Joan Rabascall

Barcelona, 1935

He trained at the Escola Massana in Barcelona and at the École nationale supérieure des
Beaux-arts in Paris, where he has lived and worked since 1962. In the 1960s he came
into contact with the critics Lawrence Alloway and Pierre Restany, and with the avant-garde groups
Independent Group in England and Noveaux Réalistes in France, which revived representational techniques and aesthetic and ethical positions close to Berlin Dadaism. He collaborated in the “ceremonials” organised in 1969 and 1970 by the group of Catalan artists based in Paris, Miralda, Benet Rossell and Jaume Xifra.
Although he initially practised collage, he soon incorporated photomontage and the assemblage of images and objects in installations and photographic series. Rabascall has focused his work on criticising the mediatised image and the model of life imposed by the media.

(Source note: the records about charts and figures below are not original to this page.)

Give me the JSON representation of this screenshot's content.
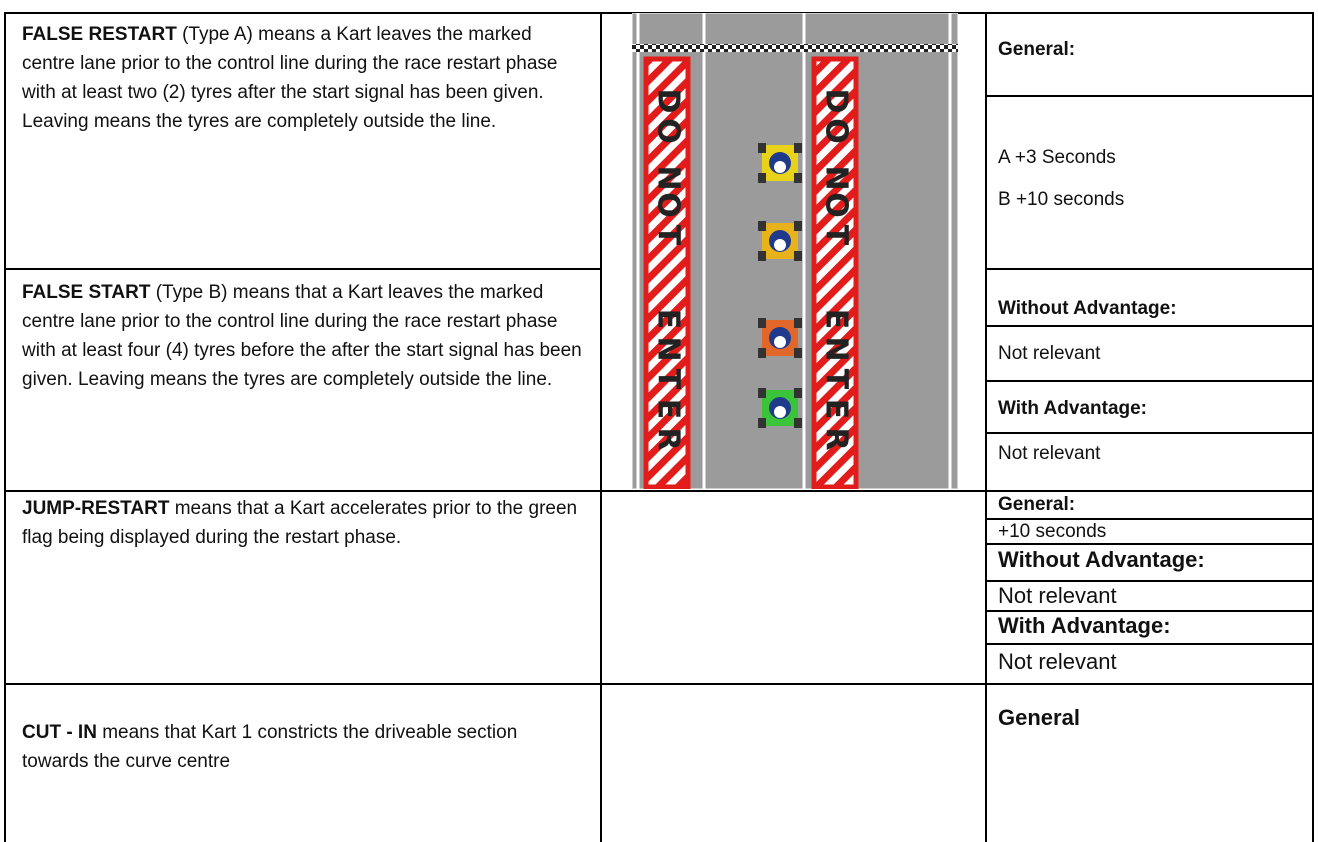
{
  "rows": [
    {
      "term": "FALSE RESTART",
      "description": " (Type A) means a Kart leaves the marked centre lane prior to the control line during the race restart phase with at least two (2) tyres after the start signal has been given. Leaving means the tyres are completely outside the line.",
      "penalties": [
        "General:",
        "A +3 Seconds",
        "B +10 seconds"
      ]
    },
    {
      "term": "FALSE START",
      "description": " (Type B) means that a Kart leaves the marked centre lane prior to the control line during the race restart phase with at least four (4) tyres before the after the start signal has been given. Leaving means the tyres are completely outside the line.",
      "penalties": [
        "Without Advantage:",
        "Not relevant",
        "With Advantage:",
        "Not relevant"
      ]
    },
    {
      "term": "JUMP-RESTART",
      "description": " means that a Kart accelerates prior to the green flag being displayed during the restart phase.",
      "penalties": [
        "General:",
        "+10 seconds",
        "Without Advantage:",
        "Not relevant",
        "With Advantage:",
        "Not relevant"
      ]
    },
    {
      "term": "CUT - IN",
      "description": " means that Kart 1 constricts the driveable section towards the curve centre",
      "penalties": [
        "General"
      ]
    }
  ],
  "image": {
    "sign_letters": [
      "D",
      "O",
      "N",
      "O",
      "T",
      "E",
      "N",
      "T",
      "E",
      "R"
    ]
  }
}
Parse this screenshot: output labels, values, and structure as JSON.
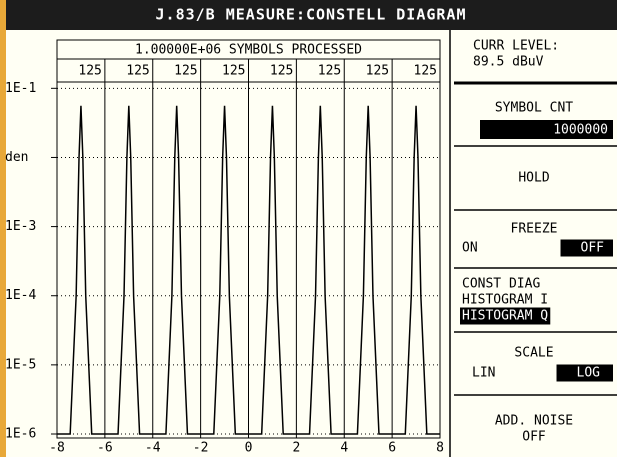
{
  "title": "J.83/B MEASURE:CONSTELL DIAGRAM",
  "chart_data": {
    "type": "line",
    "header": "1.00000E+06 SYMBOLS PROCESSED",
    "column_labels": [
      "125",
      "125",
      "125",
      "125",
      "125",
      "125",
      "125",
      "125"
    ],
    "x": [
      -8,
      -7.45,
      -7.2,
      -7.08,
      -7,
      -6.92,
      -6.8,
      -6.55,
      -5.45,
      -5.2,
      -5.08,
      -5,
      -4.92,
      -4.8,
      -4.55,
      -3.45,
      -3.2,
      -3.08,
      -3,
      -2.92,
      -2.8,
      -2.55,
      -1.45,
      -1.2,
      -1.08,
      -1,
      -0.92,
      -0.8,
      -0.55,
      0.55,
      0.8,
      0.92,
      1,
      1.08,
      1.2,
      1.45,
      2.55,
      2.8,
      2.92,
      3,
      3.08,
      3.2,
      3.45,
      4.55,
      4.8,
      4.92,
      5,
      5.08,
      5.2,
      5.45,
      6.55,
      6.8,
      6.92,
      7,
      7.08,
      7.2,
      7.45,
      8
    ],
    "series": [
      {
        "color": "#000000",
        "values": [
          1e-06,
          1e-06,
          0.0001,
          0.01,
          0.056,
          0.01,
          0.0001,
          1e-06,
          1e-06,
          0.0001,
          0.01,
          0.056,
          0.01,
          0.0001,
          1e-06,
          1e-06,
          0.0001,
          0.01,
          0.056,
          0.01,
          0.0001,
          1e-06,
          1e-06,
          0.0001,
          0.01,
          0.056,
          0.01,
          0.0001,
          1e-06,
          1e-06,
          0.0001,
          0.01,
          0.056,
          0.01,
          0.0001,
          1e-06,
          1e-06,
          0.0001,
          0.01,
          0.056,
          0.01,
          0.0001,
          1e-06,
          1e-06,
          0.0001,
          0.01,
          0.056,
          0.01,
          0.0001,
          1e-06,
          1e-06,
          0.0001,
          0.01,
          0.056,
          0.01,
          0.0001,
          1e-06,
          1e-06
        ]
      }
    ],
    "xlim": [
      -8,
      8
    ],
    "xticks": [
      -8,
      -6,
      -4,
      -2,
      0,
      2,
      4,
      6,
      8
    ],
    "ylim": [
      1e-06,
      0.5
    ],
    "log_scale": true,
    "grid": true,
    "yticks": [
      {
        "value": 0.1,
        "label": "1E-1"
      },
      {
        "value": 0.01,
        "label": "den"
      },
      {
        "value": 0.001,
        "label": "1E-3"
      },
      {
        "value": 0.0001,
        "label": "1E-4"
      },
      {
        "value": 1e-05,
        "label": "1E-5"
      },
      {
        "value": 1e-06,
        "label": "1E-6"
      }
    ]
  },
  "panel": {
    "level_label": "CURR LEVEL:",
    "level_value": "89.5 dBuV",
    "softkeys": [
      {
        "label": "SYMBOL CNT",
        "value": "1000000"
      },
      {
        "label": "HOLD"
      },
      {
        "label": "FREEZE",
        "options": [
          "ON",
          "OFF"
        ],
        "selected": 1
      },
      {
        "options": [
          "CONST DIAG",
          "HISTOGRAM I",
          "HISTOGRAM Q"
        ],
        "selected": 2
      },
      {
        "label": "SCALE",
        "options": [
          "LIN",
          "LOG"
        ],
        "selected": 1
      },
      {
        "label": "ADD. NOISE",
        "value": "OFF"
      }
    ]
  }
}
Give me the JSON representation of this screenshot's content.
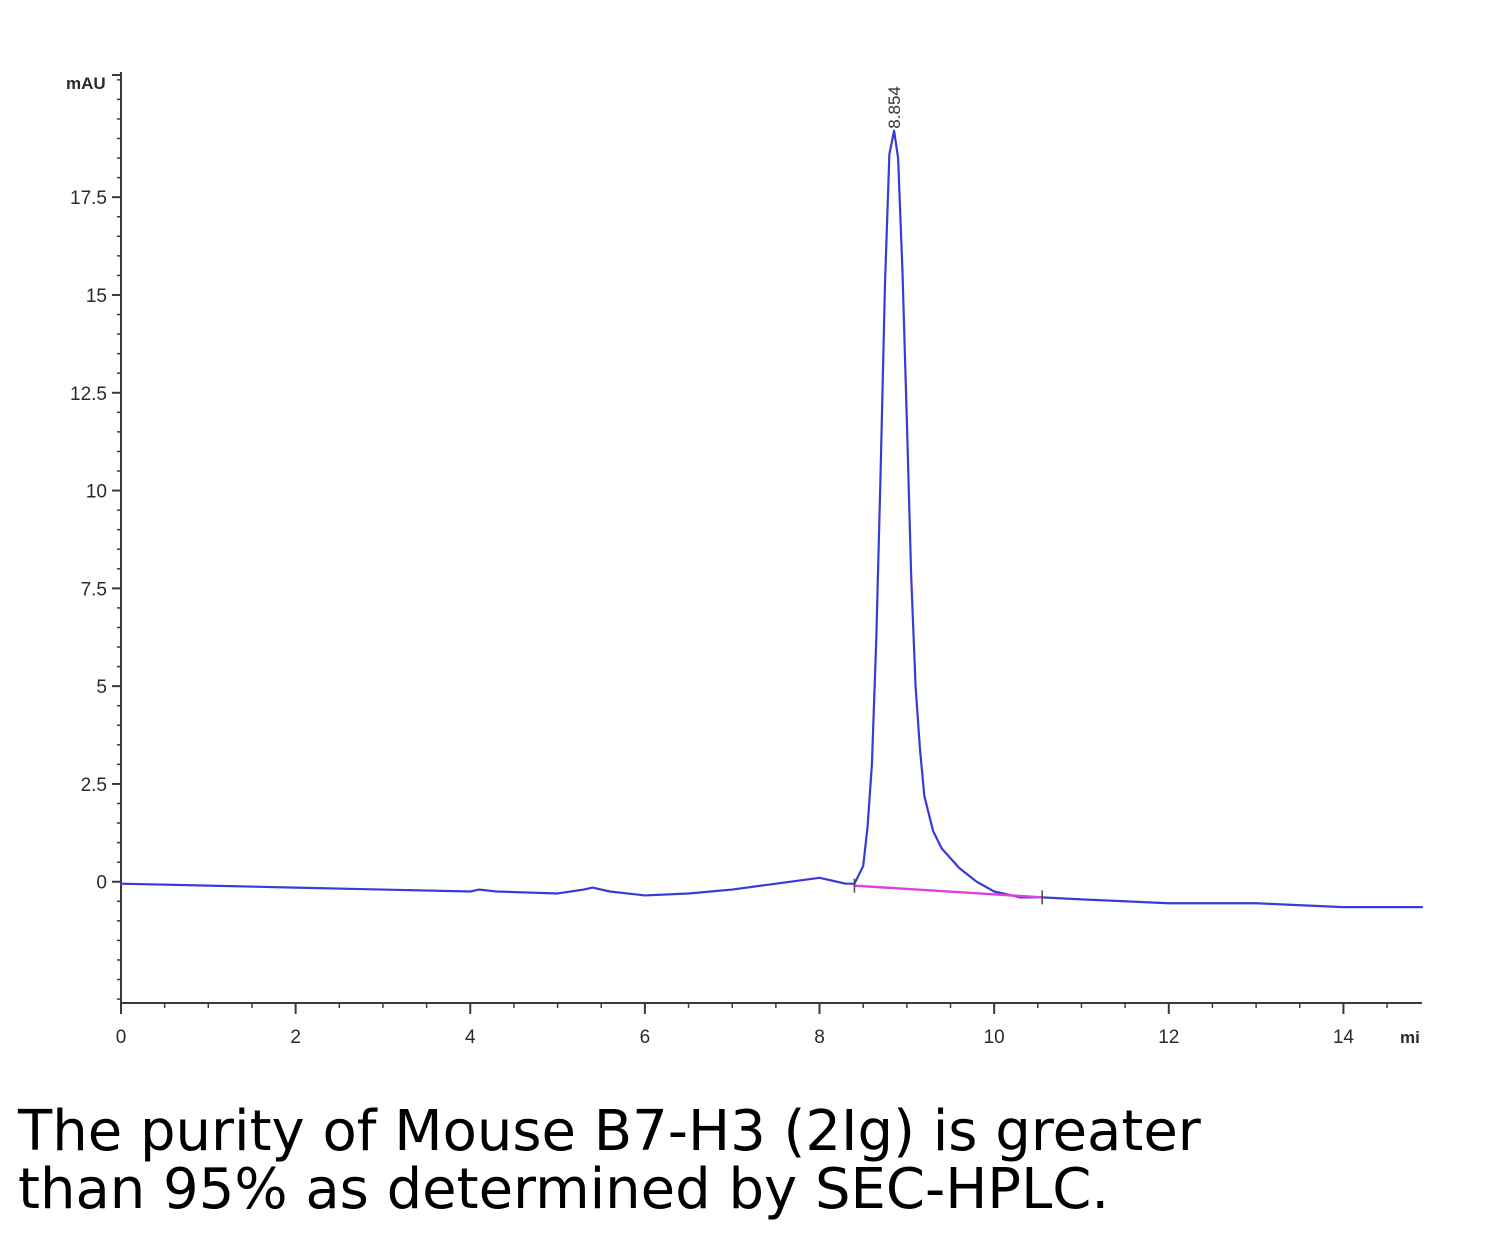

Using iconography and texts typical of the mass media, he highlights their implicit manipulation. One of the
recurring elements in his work is television, which he approaches from multiple
perspectives: as an icon, object, souvenir, sculpture, an instrument of communication and fetish. He has often organised his work in series or groups of works around the
same theme. In the 1980s he began a conceptual reflection on
painting and, later, on the concept of landscape and its role in the new ecological paradigm. As a whole, Rabascall’s work constitutes a critical look at the everyday mythologies of the present.